Limán, Ucrânia - Cerca de cinquenta fiéis desafiaram as bombas, neste domingo (24), em Lyman, para receber a tradicional benção na Páscoa ortodoxa, que os ucranianos celebram neste domingo em meio à tristeza e os danos causados pela invasão russa e pelos dois meses de guerra.
Em um posto militar da cidade oriental de Lyman, na frente de batalha, os soldados trocaram a habitual saudação patriótica de "Glória à Ucrânia!" por "Cristo ressuscitou!". "Realmente ressuscitou!", respondem em coro.
Na pequena igreja ortodoxa do povoado, 50 civis desafiaram os possíveis disparos de morteiro para se reunirem e rezar desde o amanhecer. Os disparos da artilharia ucraniana e russa foram escutados durante o canto dos salmos.
"Se tomamos decisões equivocadas, a escuridão nos destruirá, como a escuridão está nos destruindo durante essa guerra", disse o sacerdote em seu sermão. "Estamos agradecidos pela ajuda humanitária e pela comunidade que cuida dos deslocados", acrescentou.
Dez soldados e policiais uniformizados, alguns com coletes à prova de balas, também assistiram à missa pascoal.
Pães e Kalashinikovs
Após a invasão russa, que hoje completa dois meses, milhares de pessoas foram mortas e milhões se viram obrigadas a abandonar suas casas.
Na cidade ocidental de Lviv, um casal vestido com suas melhores roupas entrava em uma igreja lotada, carregando a tradicional cesta de desjejum da Páscoa, coberta com uma tela bordada, para que o sacerdote a benzesse.
Yuliya, de 27 anos, escutava o sermão na entrada da igreja com uma amiga. "É uma festa que une a família. Agora, estamos em guerra e é mais importante que nunca seguir com nossas tradições", disse, vestida com um sobretudo negro.
As autoridades ucranianas pediram, no sábado (23), para seguir com os serviços religiosos pela internet e para respeitar os toques de recolher noturnos.
Em uma mensagem especial de Páscoa neste domingo (24), o presidente Volodymyr Zelensky pediu para Deus "não esquecer de Bucha, Irpin, Borodianka" e outras localidades que a Ucrânia acusa as forças russas de atrocidades.

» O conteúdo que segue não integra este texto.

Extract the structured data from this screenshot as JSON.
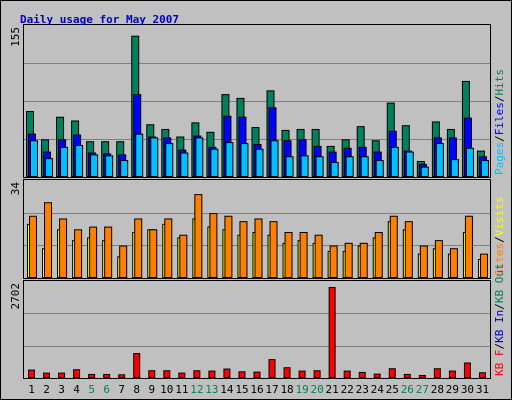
{
  "colors": {
    "background": "#c0c0c0",
    "panel": "#c0c0c0",
    "border": "#000000",
    "title": "#0000cc",
    "grid": "#808080",
    "hits": "#00805c",
    "files": "#0000ff",
    "pages": "#00c0ff",
    "visits": "#ffff00",
    "sites": "#ff8000",
    "kbf": "#ff0000",
    "kbin": "#0000cc",
    "kbout": "#00805c",
    "weekend": "#00805c",
    "weekday": "#000000"
  },
  "chart_data": {
    "type": "bar",
    "title": "Daily usage for May 2007",
    "categories": [
      "1",
      "2",
      "3",
      "4",
      "5",
      "6",
      "7",
      "8",
      "9",
      "10",
      "11",
      "12",
      "13",
      "14",
      "15",
      "16",
      "17",
      "18",
      "19",
      "20",
      "21",
      "22",
      "23",
      "24",
      "25",
      "26",
      "27",
      "28",
      "29",
      "30",
      "31"
    ],
    "weekend_days": [
      "5",
      "6",
      "12",
      "13",
      "19",
      "20",
      "26",
      "27"
    ],
    "panels": [
      {
        "id": "hits-panel",
        "max_label": "155",
        "ylim": [
          0,
          155
        ],
        "legend": [
          "Pages",
          "/",
          "Files",
          "/",
          "Hits"
        ],
        "series": [
          {
            "name": "Hits",
            "values": [
              70,
              40,
              64,
              60,
              38,
              38,
              38,
              150,
              56,
              51,
              43,
              58,
              48,
              88,
              84,
              53,
              92,
              50,
              51,
              51,
              33,
              40,
              54,
              39,
              79,
              55,
              17,
              59,
              51,
              102,
              28
            ]
          },
          {
            "name": "Files",
            "values": [
              46,
              27,
              40,
              45,
              26,
              25,
              24,
              88,
              43,
              42,
              29,
              44,
              32,
              65,
              64,
              35,
              74,
              39,
              40,
              33,
              27,
              31,
              32,
              27,
              49,
              28,
              14,
              42,
              42,
              63,
              22
            ]
          },
          {
            "name": "Pages",
            "values": [
              39,
              20,
              32,
              34,
              24,
              23,
              18,
              46,
              42,
              36,
              26,
              42,
              30,
              37,
              36,
              30,
              39,
              22,
              23,
              22,
              16,
              22,
              22,
              18,
              32,
              27,
              11,
              36,
              19,
              31,
              18
            ]
          }
        ]
      },
      {
        "id": "visits-panel",
        "max_label": "34",
        "ylim": [
          0,
          34
        ],
        "legend": [
          "Sites",
          "/",
          "Visits"
        ],
        "series": [
          {
            "name": "Visits",
            "values": [
              20,
              11,
              18,
              14,
              15,
              14,
              8,
              17,
              18,
              20,
              15,
              22,
              19,
              18,
              16,
              17,
              16,
              13,
              14,
              13,
              10,
              10,
              12,
              15,
              21,
              18,
              9,
              11,
              9,
              17,
              7
            ]
          },
          {
            "name": "Sites",
            "values": [
              23,
              28,
              22,
              18,
              19,
              19,
              12,
              22,
              18,
              22,
              16,
              31,
              24,
              23,
              21,
              22,
              21,
              17,
              17,
              16,
              12,
              13,
              13,
              17,
              23,
              21,
              12,
              14,
              11,
              23,
              9
            ]
          }
        ]
      },
      {
        "id": "kbytes-panel",
        "max_label": "2702",
        "ylim": [
          0,
          2702
        ],
        "legend": [
          "KB F",
          "/",
          "KB In",
          "/",
          "KB Out"
        ],
        "series": [
          {
            "name": "KB F",
            "values": [
              250,
              160,
              160,
              260,
              120,
              120,
              110,
              740,
              230,
              230,
              160,
              230,
              220,
              280,
              200,
              190,
              560,
              320,
              220,
              230,
              2702,
              220,
              180,
              130,
              290,
              120,
              90,
              290,
              220,
              460,
              170
            ]
          }
        ]
      }
    ]
  }
}
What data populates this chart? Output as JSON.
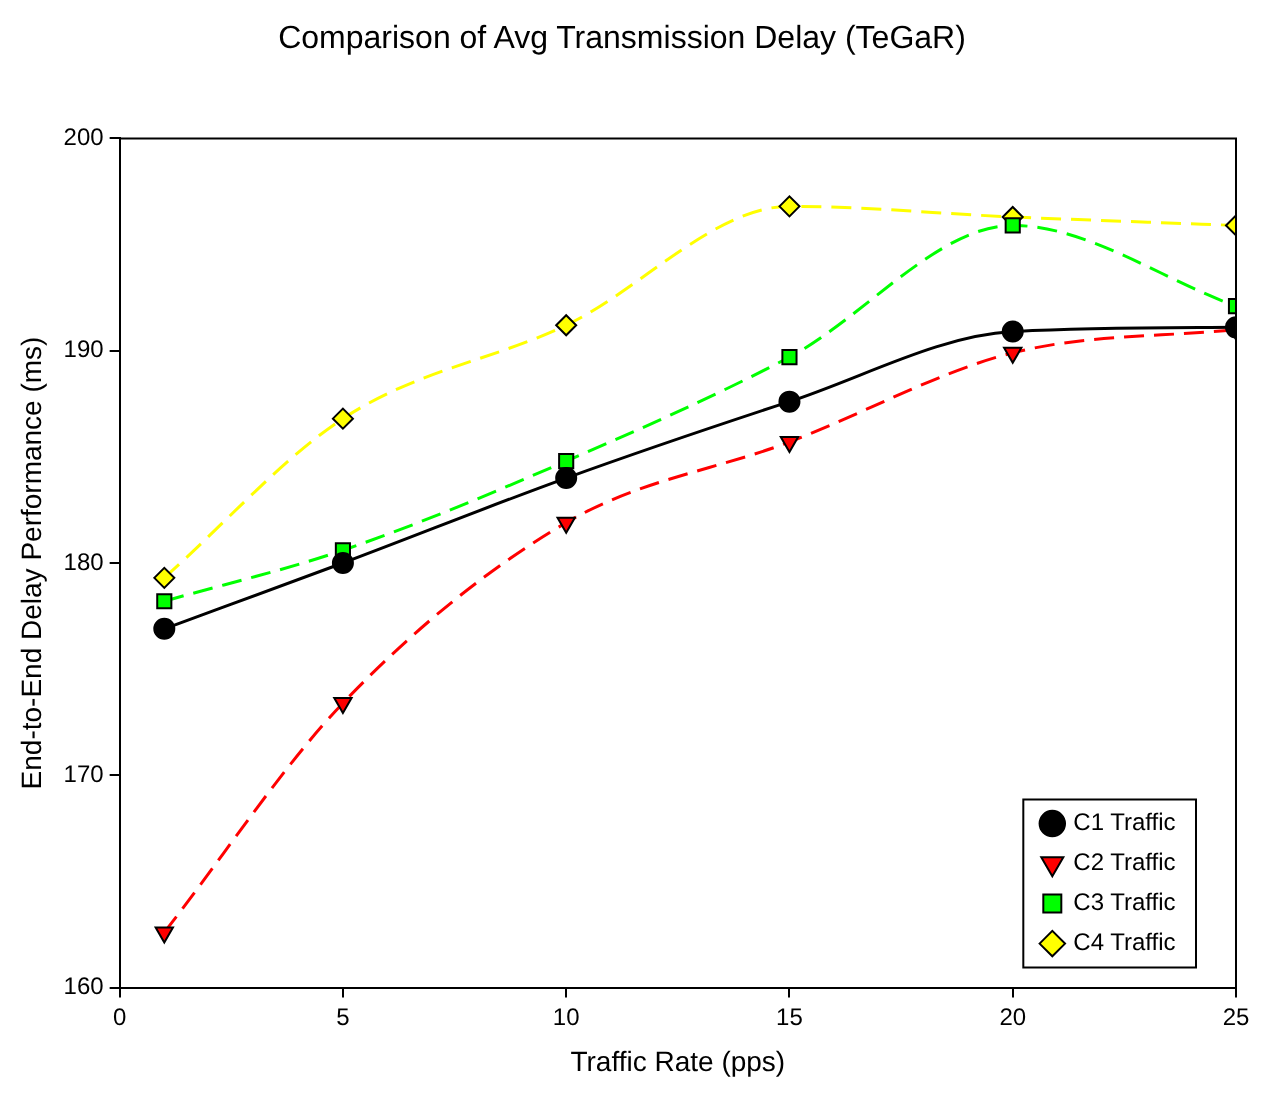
{
  "chart_data": {
    "type": "line",
    "title": "Comparison of Avg Transmission Delay (TeGaR)",
    "xlabel": "Traffic Rate (pps)",
    "ylabel": "End-to-End Delay Performance (ms)",
    "x": [
      1,
      5,
      10,
      15,
      20,
      25
    ],
    "xlim": [
      0,
      25
    ],
    "xticks": [
      0,
      5,
      10,
      15,
      20,
      25
    ],
    "ylim": [
      160,
      200
    ],
    "yticks": [
      160,
      170,
      180,
      190,
      200
    ],
    "grid": false,
    "legend": "bottom right",
    "series": [
      {
        "name": "C1 Traffic",
        "color": "#000000",
        "marker": "circle",
        "line_style": "solid",
        "values": [
          176.9,
          180.0,
          184.0,
          187.6,
          190.9,
          191.1
        ]
      },
      {
        "name": "C2 Traffic",
        "color": "#ff0000",
        "marker": "triangle",
        "line_style": "dashed",
        "values": [
          162.6,
          173.4,
          181.9,
          185.7,
          189.9,
          191.0
        ]
      },
      {
        "name": "C3 Traffic",
        "color": "#00ff00",
        "marker": "square",
        "line_style": "dashed",
        "values": [
          178.2,
          180.6,
          184.8,
          189.7,
          195.9,
          192.1
        ]
      },
      {
        "name": "C4 Traffic",
        "color": "#ffff00",
        "marker": "diamond",
        "line_style": "dashed",
        "values": [
          179.3,
          186.8,
          191.2,
          196.8,
          196.3,
          195.9
        ]
      }
    ]
  }
}
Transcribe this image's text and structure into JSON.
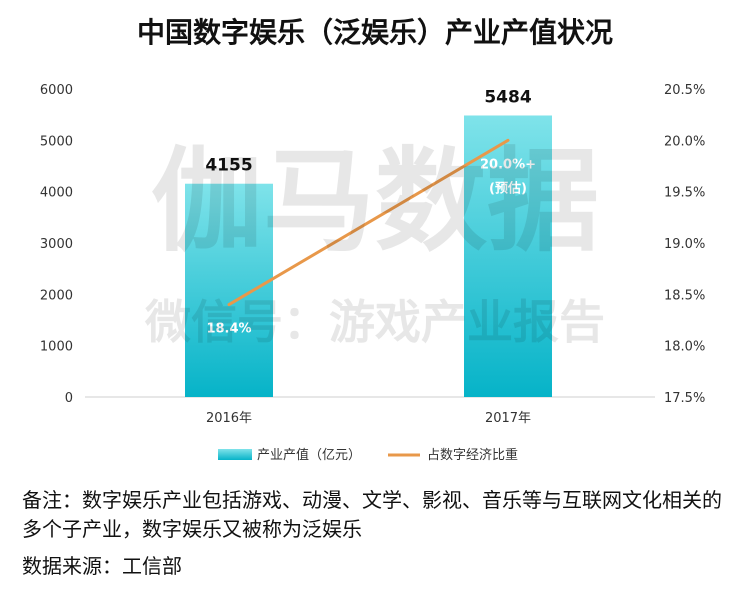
{
  "title": "中国数字娱乐（泛娱乐）产业产值状况",
  "watermark": {
    "main": "伽马数据",
    "sub": "微信号：游戏产业报告"
  },
  "chart_data": {
    "type": "bar+line",
    "categories": [
      "2016年",
      "2017年"
    ],
    "series": [
      {
        "name": "产业产值（亿元）",
        "type": "bar",
        "axis": "left",
        "values": [
          4155,
          5484
        ],
        "labels": [
          "4155",
          "5484"
        ],
        "color": "#27c2d4"
      },
      {
        "name": "占数字经济比重",
        "type": "line",
        "axis": "right",
        "values": [
          18.4,
          20.0
        ],
        "labels": [
          "18.4%",
          "20.0%+"
        ],
        "color": "#e8984a"
      }
    ],
    "point_note": "(预估)",
    "y_left": {
      "min": 0,
      "max": 6000,
      "ticks": [
        "6000",
        "5000",
        "4000",
        "3000",
        "2000",
        "1000",
        "0"
      ]
    },
    "y_right": {
      "min": 17.5,
      "max": 20.5,
      "ticks": [
        "20.5%",
        "20.0%",
        "19.5%",
        "19.0%",
        "18.5%",
        "18.0%",
        "17.5%"
      ]
    },
    "legend_position": "bottom",
    "grid": false
  },
  "notes": {
    "remark": "备注：数字娱乐产业包括游戏、动漫、文学、影视、音乐等与互联网文化相关的多个子产业，数字娱乐又被称为泛娱乐",
    "source": "数据来源：工信部"
  }
}
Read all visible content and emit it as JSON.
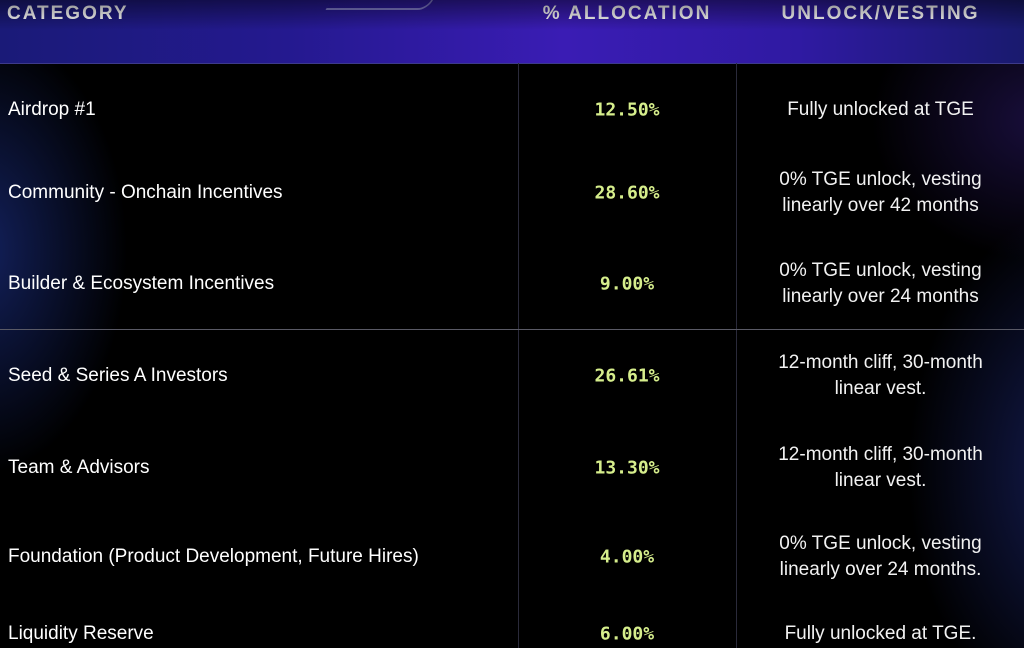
{
  "header": {
    "category": "CATEGORY",
    "allocation": "% ALLOCATION",
    "unlock": "UNLOCK/VESTING"
  },
  "rows": [
    {
      "category": "Airdrop #1",
      "allocation": "12.50%",
      "unlock_line1": "Fully unlocked at TGE",
      "unlock_line2": ""
    },
    {
      "category": "Community - Onchain Incentives",
      "allocation": "28.60%",
      "unlock_line1": "0% TGE unlock, vesting",
      "unlock_line2": "linearly over 42 months"
    },
    {
      "category": "Builder & Ecosystem Incentives",
      "allocation": "9.00%",
      "unlock_line1": "0% TGE unlock, vesting",
      "unlock_line2": "linearly over 24 months"
    },
    {
      "category": "Seed & Series A Investors",
      "allocation": "26.61%",
      "unlock_line1": "12-month cliff, 30-month",
      "unlock_line2": "linear vest."
    },
    {
      "category": "Team & Advisors",
      "allocation": "13.30%",
      "unlock_line1": "12-month cliff, 30-month",
      "unlock_line2": "linear vest."
    },
    {
      "category": "Foundation (Product Development, Future Hires)",
      "allocation": "4.00%",
      "unlock_line1": "0% TGE unlock, vesting",
      "unlock_line2": "linearly over 24 months."
    },
    {
      "category": "Liquidity Reserve",
      "allocation": "6.00%",
      "unlock_line1": "Fully unlocked at TGE.",
      "unlock_line2": ""
    }
  ],
  "colors": {
    "allocation_text": "#d6ee8c",
    "header_gradient_center": "#3a1cb4",
    "background": "#000000"
  }
}
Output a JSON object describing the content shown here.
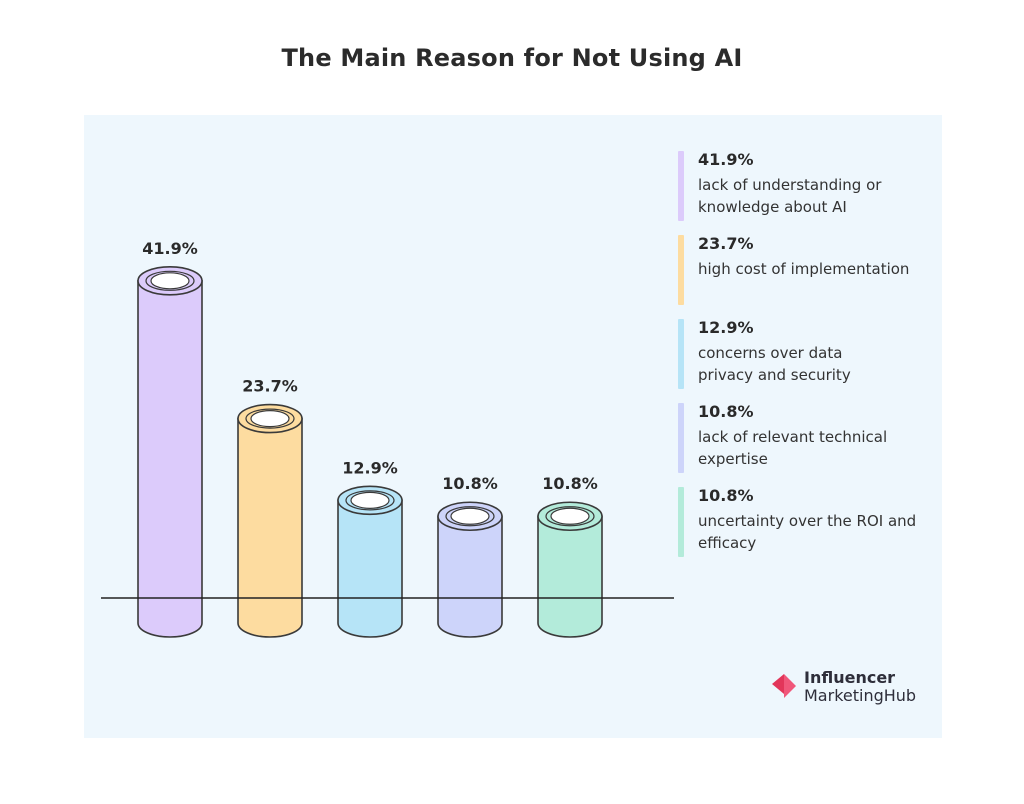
{
  "chart_data": {
    "type": "bar",
    "title": "The Main Reason for Not Using AI",
    "categories": [
      "lack of understanding or knowledge about AI",
      "high cost of implementation",
      "concerns over data privacy and security",
      "lack of relevant technical expertise",
      "uncertainty over the ROI and efficacy"
    ],
    "values": [
      41.9,
      23.7,
      12.9,
      10.8,
      10.8
    ],
    "value_labels": [
      "41.9%",
      "23.7%",
      "12.9%",
      "10.8%",
      "10.8%"
    ],
    "colors": [
      "#dccbfb",
      "#fddca0",
      "#b6e4f7",
      "#cdd4fa",
      "#b3ebda"
    ],
    "legend_lines": [
      [
        "lack of understanding or",
        "knowledge about AI"
      ],
      [
        "high cost of implementation"
      ],
      [
        "concerns over data",
        "privacy and security"
      ],
      [
        "lack of relevant technical",
        "expertise"
      ],
      [
        "uncertainty over the ROI and",
        "efficacy"
      ]
    ],
    "legend_position": "right",
    "xlabel": "",
    "ylabel": "",
    "grid": false
  },
  "branding": {
    "logo_line1": "Influencer",
    "logo_line2": "MarketingHub"
  }
}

"Nossos corações estão cheios de uma ira ardente, nossas almas estão cheias de um ódio ardente contra os invasores e tudo que eles têm feito", disse Zelensky. "Não permitam que a raiva nos destrua por dentro (...) Transformá-la em força benéfica para desfazer as forças do mal", acrescentou.
Resistência
Na frente de batalha da cidade oriental de Severodonetsk, as tropas ucranianas esconderam suas escassas reservas debaixo de uma ponte após terem sido alcançados por disparos de morteiros russos à noite.
Junto com garrafas de água e de Coca-Cola, Kalashinikovs e barras de cereais, lhes esperavam três grandes pães de Páscoa cobertos por cobertura e polvilhados com açúcar de diversas cores entregues por seu comandante.
Em Sloviansk, no oeste, os fiéis se dirigiram, no sábado (23) à tarde, à catedral Aleksander Nevsky com cestas cheias de ovos decorados e pão doce.
Paisiy, um sacerdote de 34 anos, disse que havia ficado na cidade para oferecer consolo aos numerosos residentes que haviam se negado a ir embora. "Meu trabalho é ficar. O povo tem medo e quando vem aqui, vem ao sacerdote, se sente seguro", disse.
Vários residentes recebiam uma benção com água benta e logo voltavam a subir em suas bicicletas e iam embora. Ninguém ficou mais tempo do que o necessário no pátio da catedral de ladrilhos, enquanto o estrondo da artilharia ressoava ao longe.